QUnit output is often passed through (or presented in) contexts where there is no HTML support. For example, most CI systems these days present build output as plain text (Jenkins, Travis CI, GitHub Actions, etc.). This includes e.g. when one uses cross-browser runners such as Karma, Headless Chrome via grunt-contrib-qunit, cloud browsers such via browserstack-runner, or e.g. when using QUnit to test a Node.js package.
Other examples exist within the browser, when using the TAP reporter, which prints to the browser console. While this is testing frontend JavaScript inside a browser, the web page is empty, with the QUnit results printed in the browser console.
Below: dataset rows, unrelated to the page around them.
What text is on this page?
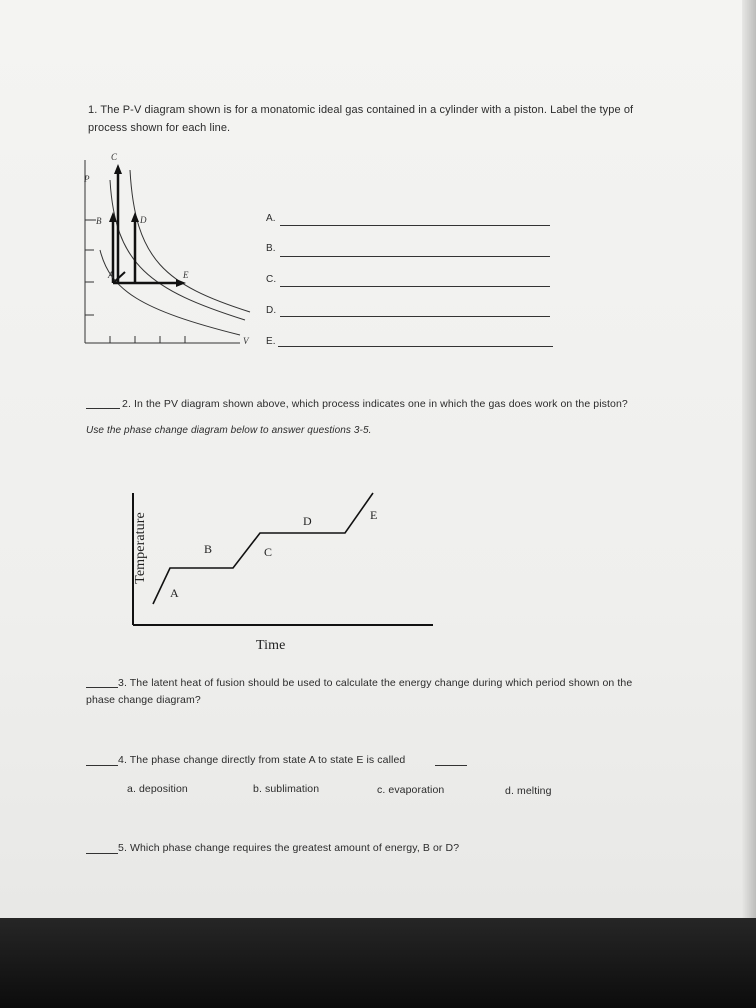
1. The P-V diagram shown is for a monatomic ideal gas contained in a cylinder with a piston. Label the type of
process shown for each line.
P
V
C
B	D
A	E
A.
B.
C.
D.
E.
2. In the PV diagram shown above, which process indicates one in which the gas does work on the piston?
Use the phase change diagram below to answer questions 3-5.
Temperature
Time
A
B	C
D	E
3. The latent heat of fusion should be used to calculate the energy change during which period shown on the
phase change diagram?
4. The phase change directly from state A to state E is called
a. deposition	b. sublimation	c. evaporation	d. melting
5. Which phase change requires the greatest amount of energy, B or D?
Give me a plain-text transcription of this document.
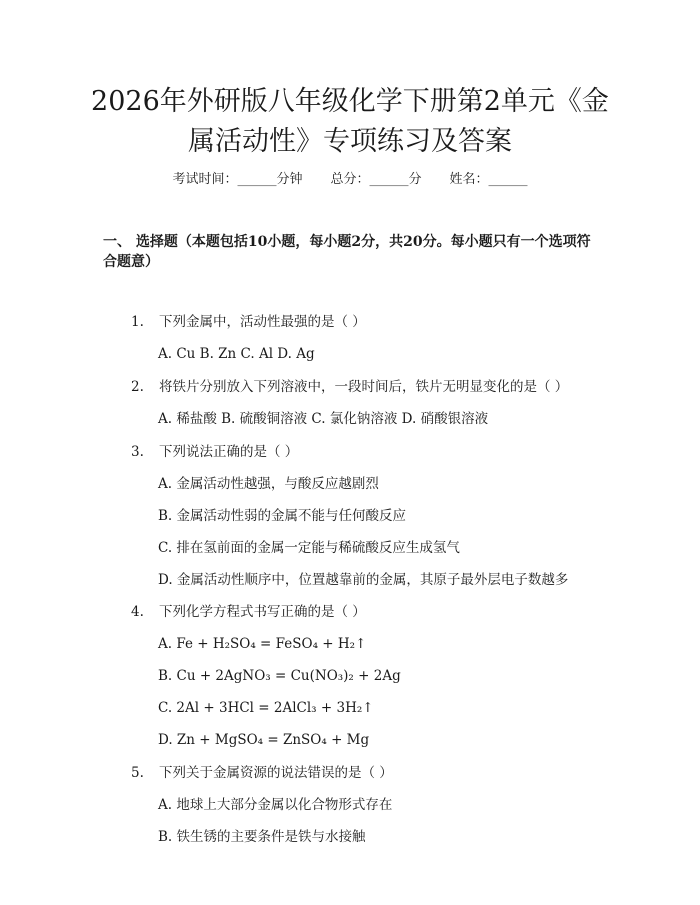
2026年外研版八年级化学下册第2单元《金属活动性》专项练习及答案
考试时间：______分钟 总分：______分 姓名：______

一、 选择题（本题包括10小题，每小题2分，共20分。每小题只有一个选项符合题意）

1. 下列金属中，活动性最强的是（ ）
A. Cu B. Zn C. Al D. Ag
2. 将铁片分别放入下列溶液中，一段时间后，铁片无明显变化的是（ ）
A. 稀盐酸 B. 硫酸铜溶液 C. 氯化钠溶液 D. 硝酸银溶液
3. 下列说法正确的是（ ）
A. 金属活动性越强，与酸反应越剧烈
B. 金属活动性弱的金属不能与任何酸反应
C. 排在氢前面的金属一定能与稀硫酸反应生成氢气
D. 金属活动性顺序中，位置越靠前的金属，其原子最外层电子数越多
4. 下列化学方程式书写正确的是（ ）
A. Fe + H₂SO₄ = FeSO₄ + H₂↑
B. Cu + 2AgNO₃ = Cu(NO₃)₂ + 2Ag
C. 2Al + 3HCl = 2AlCl₃ + 3H₂↑
D. Zn + MgSO₄ = ZnSO₄ + Mg
5. 下列关于金属资源的说法错误的是（ ）
A. 地球上大部分金属以化合物形式存在
B. 铁生锈的主要条件是铁与水接触
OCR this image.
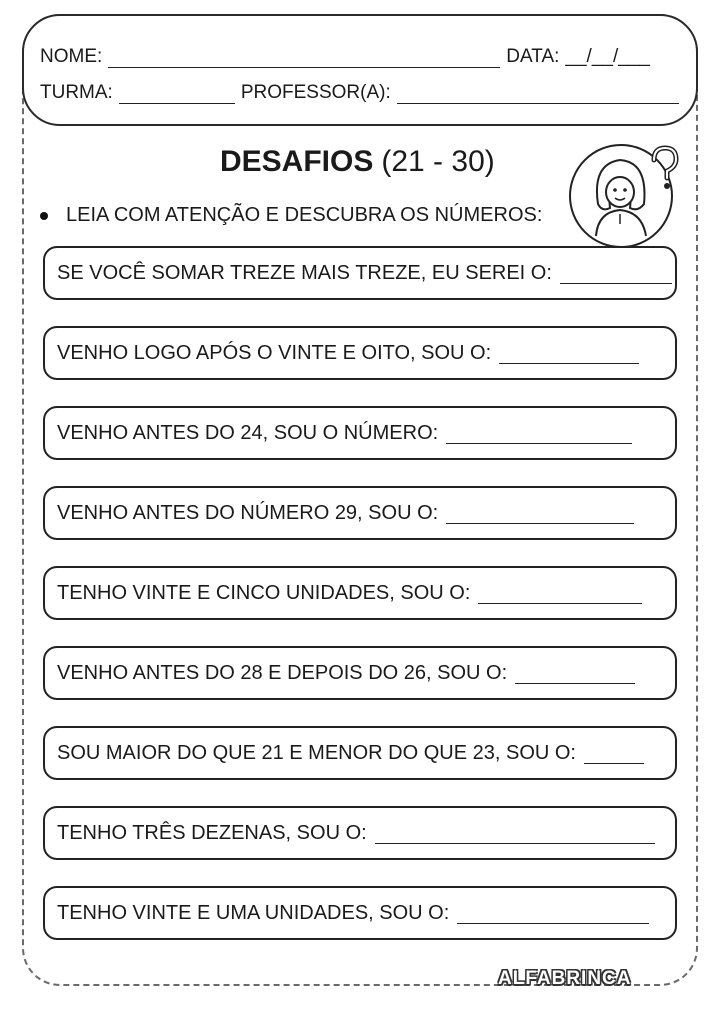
NOME:	DATA: __/__/___
TURMA:	PROFESSOR(A):
DESAFIOS (21 - 30)
LEIA COM ATENÇÃO E DESCUBRA OS NÚMEROS:
SE VOCÊ SOMAR TREZE MAIS TREZE, EU SEREI O:
VENHO LOGO APÓS O VINTE E OITO, SOU O:
VENHO ANTES DO 24, SOU O NÚMERO:
VENHO ANTES DO NÚMERO 29, SOU O:
TENHO VINTE E CINCO UNIDADES, SOU O:
VENHO ANTES DO 28 E DEPOIS DO 26, SOU O:
SOU MAIOR DO QUE 21 E MENOR DO QUE 23, SOU O:
TENHO TRÊS DEZENAS, SOU O:
TENHO VINTE E UMA UNIDADES, SOU O:
ALFABRINCA
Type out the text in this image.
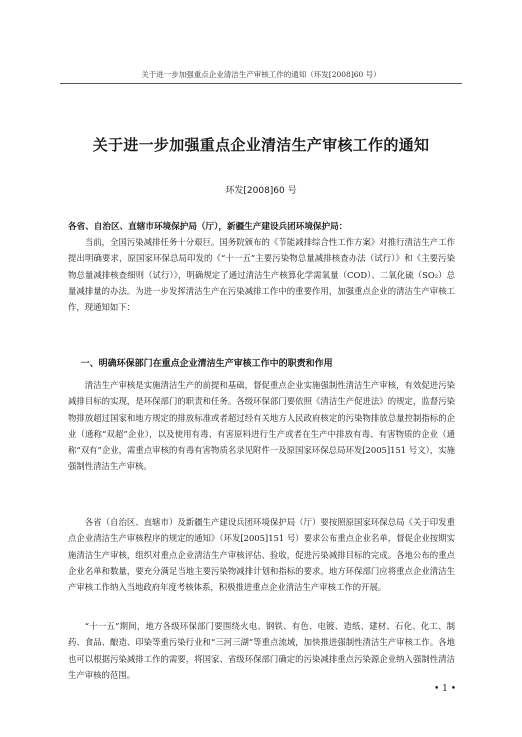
关于进一步加强重点企业清洁生产审核工作的通知（环发[2008]60 号）
关于进一步加强重点企业清洁生产审核工作的通知
环发[2008]60 号
各省、自治区、直辖市环境保护局（厅），新疆生产建设兵团环境保护局：

当前，全国污染减排任务十分艰巨。国务院颁布的《节能减排综合性工作方案》对推行清洁生产工作提出明确要求，原国家环保总局印发的《“十一五”主要污染物总量减排核查办法（试行）》和《主要污染物总量减排核查细则（试行）》，明确规定了通过清洁生产核算化学需氧量（COD）、二氧化硫（SO₂）总量减排量的办法。为进一步发挥清洁生产在污染减排工作中的重要作用，加强重点企业的清洁生产审核工作，现通知如下：

一、明确环保部门在重点企业清洁生产审核工作中的职责和作用

清洁生产审核是实施清洁生产的前提和基础，督促重点企业实施强制性清洁生产审核，有效促进污染减排目标的实现，是环保部门的职责和任务。各级环保部门要依照《清洁生产促进法》的规定，监督污染物排放超过国家和地方规定的排放标准或者超过经有关地方人民政府核定的污染物排放总量控制指标的企业（通称“双超”企业），以及使用有毒、有害原料进行生产或者在生产中排放有毒、有害物质的企业（通称“双有”企业，需重点审核的有毒有害物质名录见附件一及原国家环保总局环发[2005]151 号文），实施强制性清洁生产审核。

各省（自治区、直辖市）及新疆生产建设兵团环境保护局（厅）要按照原国家环保总局《关于印发重点企业清洁生产审核程序的规定的通知》（环发[2005]151 号）要求公布重点企业名单，督促企业按期实施清洁生产审核，组织对重点企业清洁生产审核评估、验收，促进污染减排目标的完成。各地公布的重点企业名单和数量，要充分满足当地主要污染物减排计划和指标的要求。地方环保部门应将重点企业清洁生产审核工作纳入当地政府年度考核体系，积极推进重点企业清洁生产审核工作的开展。

“十一五”期间，地方各级环保部门要围绕火电、钢铁、有色、电镀、造纸、建材、石化、化工、制药、食品、酿造、印染等重污染行业和“三河三湖”等重点流域，加快推进强制性清洁生产审核工作。各地也可以根据污染减排工作的需要，将国家、省级环保部门确定的污染减排重点污染源企业纳入强制性清洁生产审核的范围。

• 1 •
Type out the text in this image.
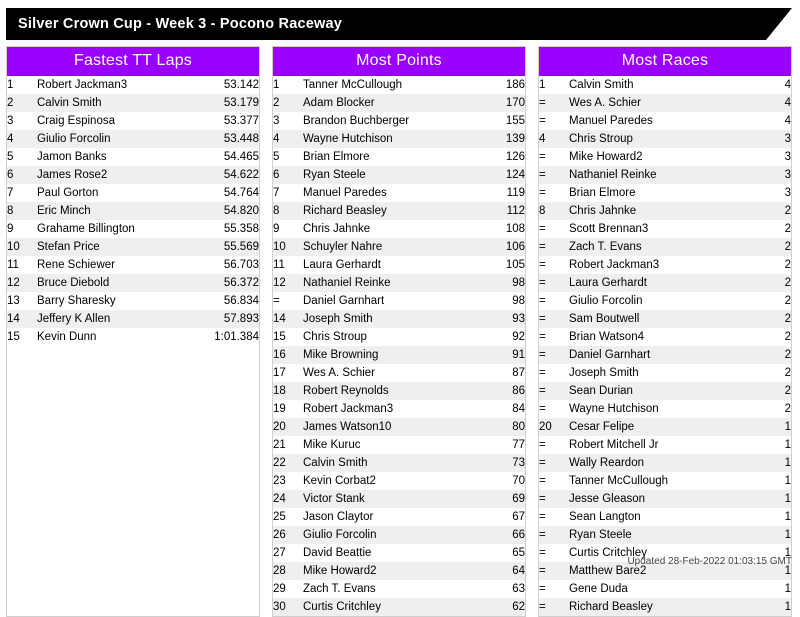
Silver Crown Cup - Week 3 - Pocono Raceway
Fastest TT Laps
1	Robert Jackman3	53.142
2	Calvin Smith	53.179
3	Craig Espinosa	53.377
4	Giulio Forcolin	53.448
5	Jamon Banks	54.465
6	James Rose2	54.622
7	Paul Gorton	54.764
8	Eric Minch	54.820
9	Grahame Billington	55.358
10	Stefan Price	55.569
11	Rene Schiewer	56.703
12	Bruce Diebold	56.372
13	Barry Sharesky	56.834
14	Jeffery K Allen	57.893
15	Kevin Dunn	1:01.384
Most Points
1	Tanner McCullough	186
2	Adam Blocker	170
3	Brandon Buchberger	155
4	Wayne Hutchison	139
5	Brian Elmore	126
6	Ryan Steele	124
7	Manuel Paredes	119
8	Richard Beasley	112
9	Chris Jahnke	108
10	Schuyler Nahre	106
11	Laura Gerhardt	105
12	Nathaniel Reinke	98
=	Daniel Garnhart	98
14	Joseph Smith	93
15	Chris Stroup	92
16	Mike Browning	91
17	Wes A. Schier	87
18	Robert Reynolds	86
19	Robert Jackman3	84
20	James Watson10	80
21	Mike Kuruc	77
22	Calvin Smith	73
23	Kevin Corbat2	70
24	Victor Stank	69
25	Jason Claytor	67
26	Giulio Forcolin	66
27	David Beattie	65
28	Mike Howard2	64
29	Zach T. Evans	63
30	Curtis Critchley	62
Most Races
1	Calvin Smith	4
=	Wes A. Schier	4
=	Manuel Paredes	4
4	Chris Stroup	3
=	Mike Howard2	3
=	Nathaniel Reinke	3
=	Brian Elmore	3
8	Chris Jahnke	2
=	Scott Brennan3	2
=	Zach T. Evans	2
=	Robert Jackman3	2
=	Laura Gerhardt	2
=	Giulio Forcolin	2
=	Sam Boutwell	2
=	Brian Watson4	2
=	Daniel Garnhart	2
=	Joseph Smith	2
=	Sean Durian	2
=	Wayne Hutchison	2
20	Cesar Felipe	1
=	Robert Mitchell Jr	1
=	Wally Reardon	1
=	Tanner McCullough	1
=	Jesse Gleason	1
=	Sean Langton	1
=	Ryan Steele	1
=	Curtis Critchley	1
=	Matthew Bare2	1
=	Gene Duda	1
=	Richard Beasley	1
Updated 28-Feb-2022 01:03:15 GMT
If your need is mainly to make links clickable, perhaps an alternative would be for QUnit to do what browsers, terminals, and CI systems also do with their output - they automaticlaly scan for URLs in the plain text, and turn them into clickable links. Would that work for you?
A few other ideas based on your HTML proposal:
- QUnit could render the HTML code as unparsed HTML in these contexts. This seems suboptimal as that would look broken.
- QUnit could try to strip the HTML tags and render the remaining text. This would be fine for simple text styling, but for links this would make the URL inaccessible.
- QUnit could require that, if you specify an HTML message, that you also specify a plain text version. This would place extra work on developers and make for a more complicated Assertion API.